The makers of two Australian feature documentaries screening this week, The Defenders (June 15) and Freedom is Beautiful (June 11), are hoping to move audiences to look beyond their patch by examining the long-standing policy of offshore detention.
Both productions feature prominent Australian footballer and human rights advocate Craig Foster who has emerged in recent years as an ardent voice for refugee rights.
Mr Foster sprung into action when Bahraini soccer player Hakeem Al-Araibi, a Shia Muslim who took part in the Arab Spring protests, was detained in Thailand after Interpol issued a red notice for his deportation back to the Gulf monarchy.
Al-Araibi was later sentenced in absentia by Bahraini authorities to 10 years in prison on the charge of vandalising a police station during nationwide demonstrations.
He sought asylum in Australia in 2014 but on his honeymoon in Thailand in 2018 was held in Bangkok airport and locked up for 77 days.
Mr Foster led a global campaign with human rights groups that eventually led to Al-Araibi's release in early 2019 and return to Australia, where he was eventually granted citizenship by former prime minister Scott Morrison.
"The football community which is many millions strong could immediately see him as one of their own, not as a member of these two marginalised communities (Muslim and refugee)," Mr Foster told AAP.
"Our Matildas, our Socceroos, our club teams and our fans started holding banners at games and all of a sudden sport was the construct that humanised Hakeem and that's what sport does."

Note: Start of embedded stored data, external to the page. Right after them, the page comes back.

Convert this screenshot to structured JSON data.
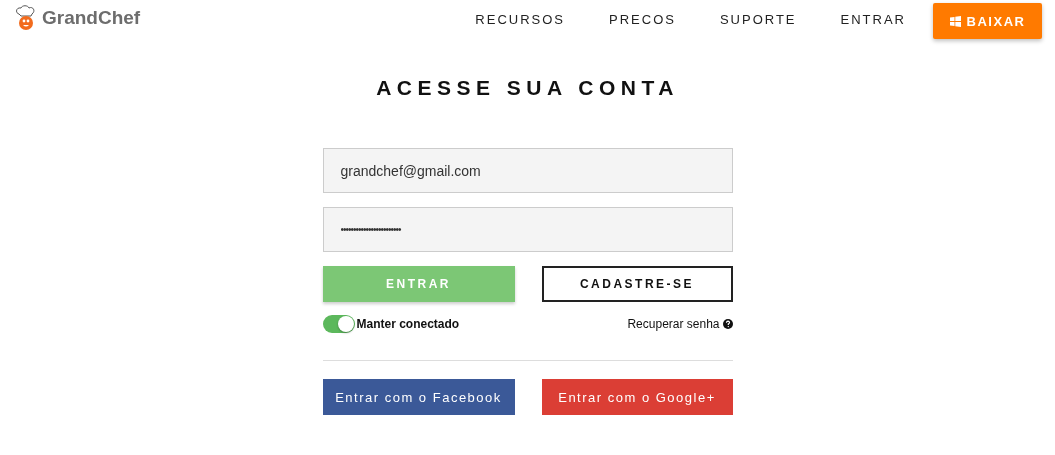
{
  "logo": {
    "text": "GrandChef"
  },
  "nav": [
    {
      "label": "RECURSOS"
    },
    {
      "label": "PRECOS"
    },
    {
      "label": "SUPORTE"
    },
    {
      "label": "ENTRAR"
    }
  ],
  "download_button": {
    "label": "BAIXAR"
  },
  "title": "ACESSE SUA CONTA",
  "email_field": {
    "value": "grandchef@gmail.com"
  },
  "password_field": {
    "value": "••••••••••••••••••••••••"
  },
  "login_button": {
    "label": "ENTRAR"
  },
  "signup_button": {
    "label": "CADASTRE-SE"
  },
  "keep_connected": {
    "label": "Manter conectado",
    "on": true
  },
  "recover_link": {
    "label": "Recuperar senha"
  },
  "social_buttons": [
    {
      "kind": "facebook",
      "label": "Entrar com o Facebook"
    },
    {
      "kind": "google",
      "label": "Entrar com o Google+"
    }
  ]
}
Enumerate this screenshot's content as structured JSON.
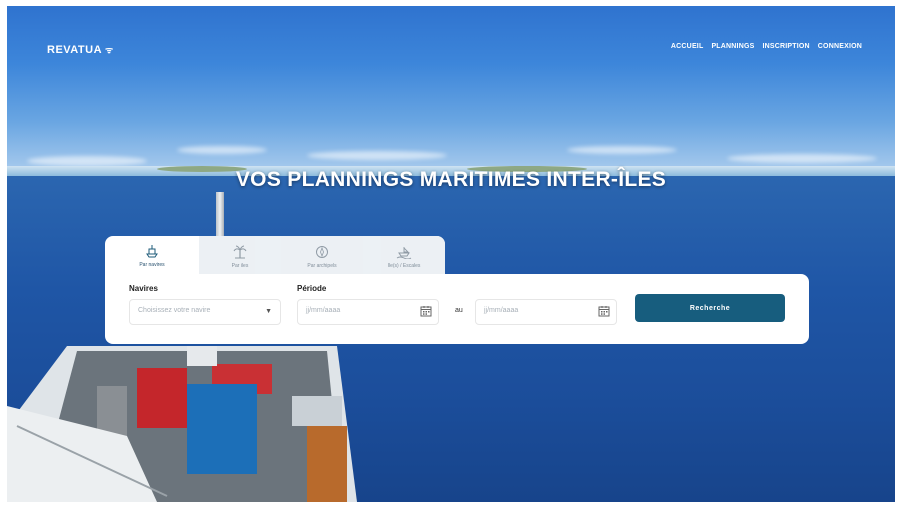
{
  "header": {
    "logo": "REVATUA",
    "nav": [
      {
        "label": "ACCUEIL"
      },
      {
        "label": "PLANNINGS"
      },
      {
        "label": "INSCRIPTION"
      },
      {
        "label": "CONNEXION"
      }
    ]
  },
  "hero": {
    "title": "VOS PLANNINGS MARITIMES INTER-ÎLES"
  },
  "search": {
    "tabs": [
      {
        "label": "Par navires",
        "icon": "ship-icon"
      },
      {
        "label": "Par iles",
        "icon": "palm-tree-icon"
      },
      {
        "label": "Par archipels",
        "icon": "compass-icon"
      },
      {
        "label": "Ile(s) / Escales",
        "icon": "boat-wave-icon"
      }
    ],
    "navires_label": "Navires",
    "navires_placeholder": "Choisissez votre navire",
    "periode_label": "Période",
    "date_from_placeholder": "jj/mm/aaaa",
    "au_label": "au",
    "date_to_placeholder": "jj/mm/aaaa",
    "submit_label": "Recherche"
  },
  "colors": {
    "primary": "#175d7e",
    "sky": "#3d86da",
    "sea": "#1f56a6"
  }
}
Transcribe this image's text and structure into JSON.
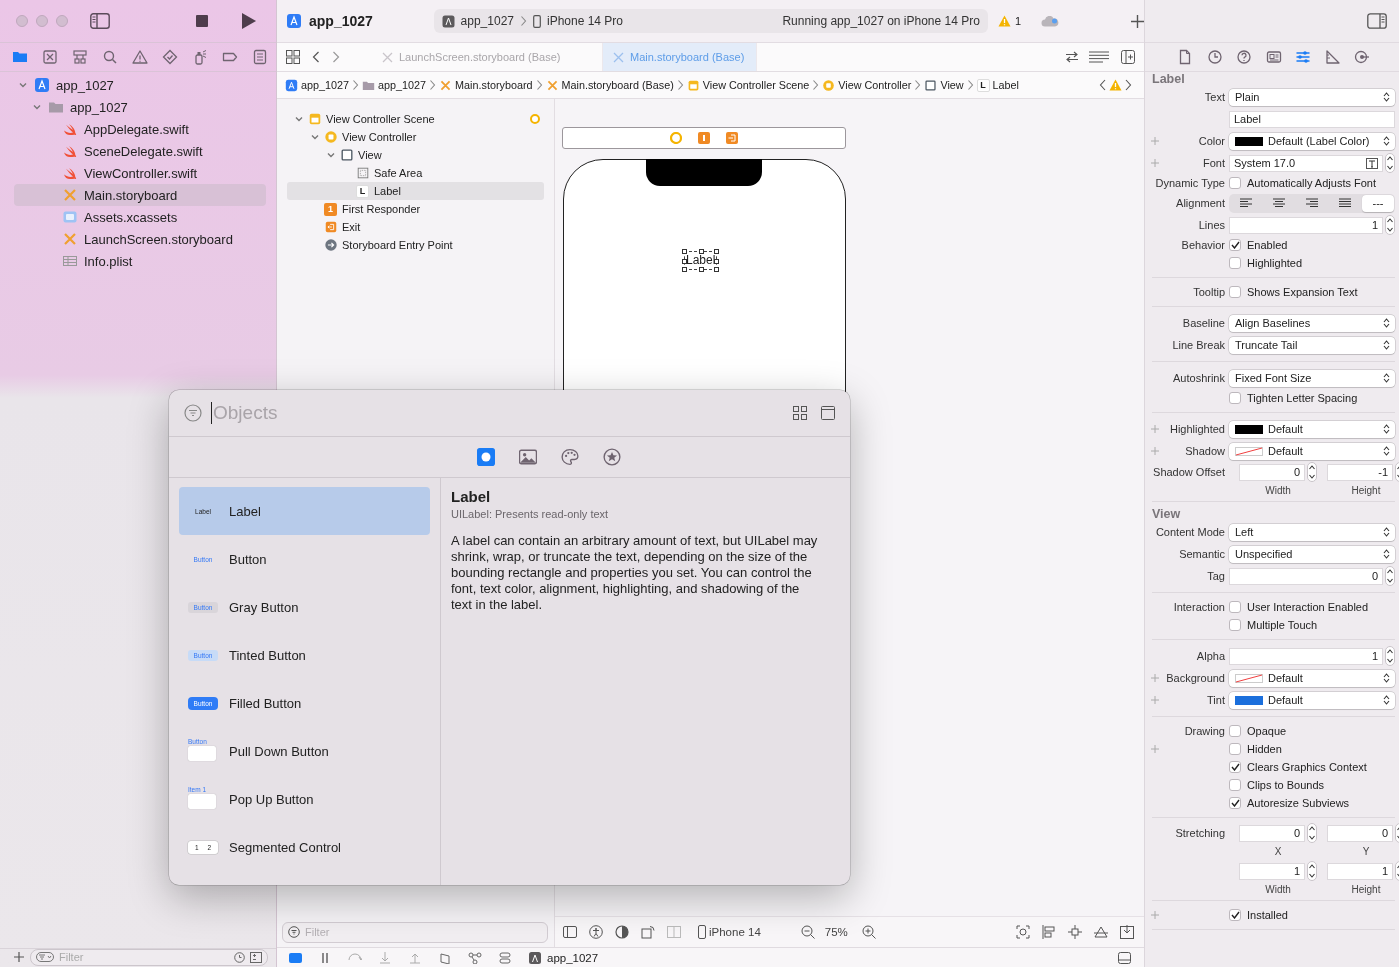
{
  "window": {
    "title": "app_1027"
  },
  "toolbar": {
    "scheme": "app_1027",
    "destination": "iPhone 14 Pro",
    "status": "Running app_1027 on iPhone 14 Pro",
    "warning_count": "1"
  },
  "navigator": {
    "tabs": [
      {
        "kind": "folder",
        "selected": true
      },
      {
        "kind": "source-control",
        "selected": false
      },
      {
        "kind": "hierarchy",
        "selected": false
      },
      {
        "kind": "search",
        "selected": false
      },
      {
        "kind": "warning",
        "selected": false
      },
      {
        "kind": "test",
        "selected": false
      },
      {
        "kind": "debug",
        "selected": false
      },
      {
        "kind": "breakpoint",
        "selected": false
      },
      {
        "kind": "report",
        "selected": false
      }
    ],
    "tree": [
      {
        "label": "app_1027",
        "kind": "project",
        "expanded": true,
        "selected": false,
        "children": [
          {
            "label": "app_1027",
            "kind": "folder",
            "expanded": true,
            "selected": false,
            "children": [
              {
                "label": "AppDelegate.swift",
                "kind": "swift",
                "selected": false
              },
              {
                "label": "SceneDelegate.swift",
                "kind": "swift",
                "selected": false
              },
              {
                "label": "ViewController.swift",
                "kind": "swift",
                "selected": false
              },
              {
                "label": "Main.storyboard",
                "kind": "storyboard",
                "selected": true
              },
              {
                "label": "Assets.xcassets",
                "kind": "assets",
                "selected": false
              },
              {
                "label": "LaunchScreen.storyboard",
                "kind": "storyboard",
                "selected": false
              },
              {
                "label": "Info.plist",
                "kind": "plist",
                "selected": false
              }
            ]
          }
        ]
      }
    ],
    "filter": {
      "placeholder": "Filter"
    }
  },
  "editor_tabs": [
    {
      "label": "LaunchScreen.storyboard (Base)",
      "selected": false
    },
    {
      "label": "Main.storyboard (Base)",
      "selected": true
    }
  ],
  "breadcrumb": [
    {
      "label": "app_1027",
      "kind": "project"
    },
    {
      "label": "app_1027",
      "kind": "folder"
    },
    {
      "label": "Main.storyboard",
      "kind": "storyboard"
    },
    {
      "label": "Main.storyboard (Base)",
      "kind": "storyboard"
    },
    {
      "label": "View Controller Scene",
      "kind": "scene"
    },
    {
      "label": "View Controller",
      "kind": "controller"
    },
    {
      "label": "View",
      "kind": "view"
    },
    {
      "label": "Label",
      "kind": "label",
      "glyph": "L"
    }
  ],
  "outline": {
    "tree": [
      {
        "label": "View Controller Scene",
        "kind": "scene",
        "expanded": true,
        "selected": false,
        "children": [
          {
            "label": "View Controller",
            "kind": "controller",
            "expanded": true,
            "selected": false,
            "children": [
              {
                "label": "View",
                "kind": "view",
                "expanded": true,
                "selected": false,
                "children": [
                  {
                    "label": "Safe Area",
                    "kind": "safearea",
                    "selected": false
                  },
                  {
                    "label": "Label",
                    "kind": "label",
                    "glyph": "L",
                    "selected": true
                  }
                ]
              }
            ]
          },
          {
            "label": "First Responder",
            "kind": "responder",
            "glyph": "1",
            "selected": false
          },
          {
            "label": "Exit",
            "kind": "exit",
            "selected": false
          },
          {
            "label": "Storyboard Entry Point",
            "kind": "entry",
            "selected": false
          }
        ]
      }
    ],
    "filter": {
      "placeholder": "Filter"
    }
  },
  "canvas": {
    "label": "Label"
  },
  "canvas_bar": {
    "device": "iPhone 14",
    "zoom": "75%"
  },
  "debug_bar": {
    "target": "app_1027"
  },
  "inspector": {
    "tabs": [
      {
        "kind": "file",
        "selected": false
      },
      {
        "kind": "history",
        "selected": false
      },
      {
        "kind": "help",
        "selected": false
      },
      {
        "kind": "identity",
        "selected": false
      },
      {
        "kind": "attributes",
        "selected": true
      },
      {
        "kind": "size",
        "selected": false
      },
      {
        "kind": "connections",
        "selected": false
      }
    ],
    "sections": [
      {
        "title": "Label",
        "rows": [
          {
            "kind": "popup",
            "label": "Text",
            "value": "Plain",
            "addable": false
          },
          {
            "kind": "field",
            "value": "Label",
            "addable": false
          },
          {
            "kind": "popup",
            "label": "Color",
            "value": "Default (Label Color)",
            "color": "#000000",
            "addable": true
          },
          {
            "kind": "font",
            "label": "Font",
            "value": "System 17.0",
            "addable": true
          },
          {
            "kind": "checkbox",
            "label": "Dynamic Type",
            "text": "Automatically Adjusts Font",
            "checked": false,
            "addable": false
          },
          {
            "kind": "alignment",
            "label": "Alignment",
            "addable": false,
            "segments": [
              {
                "kind": "left",
                "selected": false
              },
              {
                "kind": "center",
                "selected": false
              },
              {
                "kind": "right",
                "selected": false
              },
              {
                "kind": "justified",
                "selected": false
              },
              {
                "kind": "natural",
                "text": "---",
                "selected": true
              }
            ]
          },
          {
            "kind": "stepper",
            "label": "Lines",
            "value": "1",
            "addable": false
          },
          {
            "kind": "checkbox",
            "label": "Behavior",
            "text": "Enabled",
            "checked": true,
            "addable": false
          },
          {
            "kind": "checkbox",
            "text": "Highlighted",
            "checked": false,
            "addable": false
          },
          {
            "kind": "divider"
          },
          {
            "kind": "checkbox",
            "label": "Tooltip",
            "text": "Shows Expansion Text",
            "checked": false,
            "addable": false
          },
          {
            "kind": "divider"
          },
          {
            "kind": "popup",
            "label": "Baseline",
            "value": "Align Baselines",
            "addable": false
          },
          {
            "kind": "popup",
            "label": "Line Break",
            "value": "Truncate Tail",
            "addable": false
          },
          {
            "kind": "divider"
          },
          {
            "kind": "popup",
            "label": "Autoshrink",
            "value": "Fixed Font Size",
            "addable": false
          },
          {
            "kind": "checkbox",
            "text": "Tighten Letter Spacing",
            "checked": false,
            "addable": false
          },
          {
            "kind": "divider"
          },
          {
            "kind": "popup",
            "label": "Highlighted",
            "value": "Default",
            "color": "#000000",
            "addable": true
          },
          {
            "kind": "popup",
            "label": "Shadow",
            "value": "Default",
            "color_cleared": true,
            "addable": true
          },
          {
            "kind": "pair",
            "label": "Shadow Offset",
            "addable": false,
            "fields": [
              {
                "value": "0",
                "caption": "Width"
              },
              {
                "value": "-1",
                "caption": "Height"
              }
            ]
          },
          {
            "kind": "divider"
          }
        ]
      },
      {
        "title": "View",
        "rows": [
          {
            "kind": "popup",
            "label": "Content Mode",
            "value": "Left",
            "addable": false
          },
          {
            "kind": "popup",
            "label": "Semantic",
            "value": "Unspecified",
            "addable": false
          },
          {
            "kind": "stepper",
            "label": "Tag",
            "value": "0",
            "addable": false
          },
          {
            "kind": "divider"
          },
          {
            "kind": "checkbox",
            "label": "Interaction",
            "text": "User Interaction Enabled",
            "checked": false,
            "addable": false
          },
          {
            "kind": "checkbox",
            "text": "Multiple Touch",
            "checked": false,
            "addable": false
          },
          {
            "kind": "divider"
          },
          {
            "kind": "stepper",
            "label": "Alpha",
            "value": "1",
            "addable": false
          },
          {
            "kind": "popup",
            "label": "Background",
            "value": "Default",
            "color_cleared": true,
            "addable": true
          },
          {
            "kind": "popup",
            "label": "Tint",
            "value": "Default",
            "color": "#1b6fdc",
            "addable": true
          },
          {
            "kind": "divider"
          },
          {
            "kind": "checkbox",
            "label": "Drawing",
            "text": "Opaque",
            "checked": false,
            "addable": false
          },
          {
            "kind": "checkbox",
            "text": "Hidden",
            "checked": false,
            "addable": true
          },
          {
            "kind": "checkbox",
            "text": "Clears Graphics Context",
            "checked": true,
            "addable": false
          },
          {
            "kind": "checkbox",
            "text": "Clips to Bounds",
            "checked": false,
            "addable": false
          },
          {
            "kind": "checkbox",
            "text": "Autoresize Subviews",
            "checked": true,
            "addable": false
          },
          {
            "kind": "divider"
          },
          {
            "kind": "pair",
            "label": "Stretching",
            "addable": false,
            "fields": [
              {
                "value": "0",
                "caption": "X"
              },
              {
                "value": "0",
                "caption": "Y"
              }
            ]
          },
          {
            "kind": "pair",
            "addable": false,
            "fields": [
              {
                "value": "1",
                "caption": "Width"
              },
              {
                "value": "1",
                "caption": "Height"
              }
            ]
          },
          {
            "kind": "divider"
          },
          {
            "kind": "checkbox",
            "text": "Installed",
            "checked": true,
            "addable": true
          },
          {
            "kind": "divider"
          }
        ]
      }
    ]
  },
  "library": {
    "search": {
      "placeholder": "Objects"
    },
    "tabs": [
      {
        "kind": "objects",
        "selected": true
      },
      {
        "kind": "media",
        "selected": false
      },
      {
        "kind": "colors",
        "selected": false
      },
      {
        "kind": "snippets",
        "selected": false
      }
    ],
    "items": [
      {
        "name": "Label",
        "kind": "label",
        "preview": "Label",
        "selected": true
      },
      {
        "name": "Button",
        "kind": "plain",
        "preview": "Button",
        "selected": false
      },
      {
        "name": "Gray Button",
        "kind": "gray",
        "preview": "Button",
        "selected": false
      },
      {
        "name": "Tinted Button",
        "kind": "tinted",
        "preview": "Button",
        "selected": false
      },
      {
        "name": "Filled Button",
        "kind": "filled",
        "preview": "Button",
        "selected": false
      },
      {
        "name": "Pull Down Button",
        "kind": "pulldown",
        "preview": "Button",
        "selected": false
      },
      {
        "name": "Pop Up Button",
        "kind": "popup",
        "preview": "Item 1",
        "selected": false
      },
      {
        "name": "Segmented Control",
        "kind": "segmented",
        "preview": "1 2",
        "selected": false
      }
    ],
    "detail": {
      "title": "Label",
      "subtitle": "UILabel: Presents read-only text",
      "description": "A label can contain an arbitrary amount of text, but UILabel may shrink, wrap, or truncate the text, depending on the size of the bounding rectangle and properties you set. You can control the font, text color, alignment, highlighting, and shadowing of the text in the label."
    }
  }
}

Al-Araibi's story of international intrigue involving several governments reached the highest levels of the football's governing body FIFA and is chronicled in The Defenders - a nod to his position on the pitch.
After helping secure the soccer player's release, Mr Foster embarked on another more regional campaign with Amnesty International, co-producer of Freedom is Beautiful.
That campaign called for the release of refugees detained in Papua New Guinea and Nauru by the Australian government, with Mr Foster befriending two Kurdish-Iranian refugees, Farhad Bandesh and Mostafa Moz Azimitabar.
Freedom is Beautiful is the tale of their close friendship rooted in a love of music and art.
Both men escaped persecution in Iran and connected in detention when one day Mr Bandesh, who since his release has become a winemaker in Melbourne, heard Mr Azimitabar strumming the chords of a guitar in his room.
The film portrays a shared artistic sensibility bursting with possibilities beyond the confines of detention, but also recounts how the men's mental and physical health deteriorated.
They were eventually evacuated for medical treatment to Mantra Hotel in Melbourne after about seven years on Manus Island.
"We are trying to send a message with this documentary about what the (Australian) government has done to us and are doing to innocent people in detention, that it's not right," Mr Bandesh told AAP.
"They (the Australian government) tried to kill our hopes, we're not going to let them bury us, we are survivors."
Mr Bandesh, 41, was released on his birthday in December 2020 but remains on a bridging visa which he hopes will translate one day into permanent residency.
"I feel unclear that I cannot make a life here. This is torture, it's a sick, psychotic policy," he said, describing the uncertainty that comes with renewing his visa every six months.
The documentary is directed by award-winning visual artist Angus McDonald.
"I hope people love the film and they hear us and see the resistance of how much pain and suffering we've been through from this dirty policy (offshore detention)," said Mr Bandesh.
"They can be our amplifier to those people who are still suffering and have no future."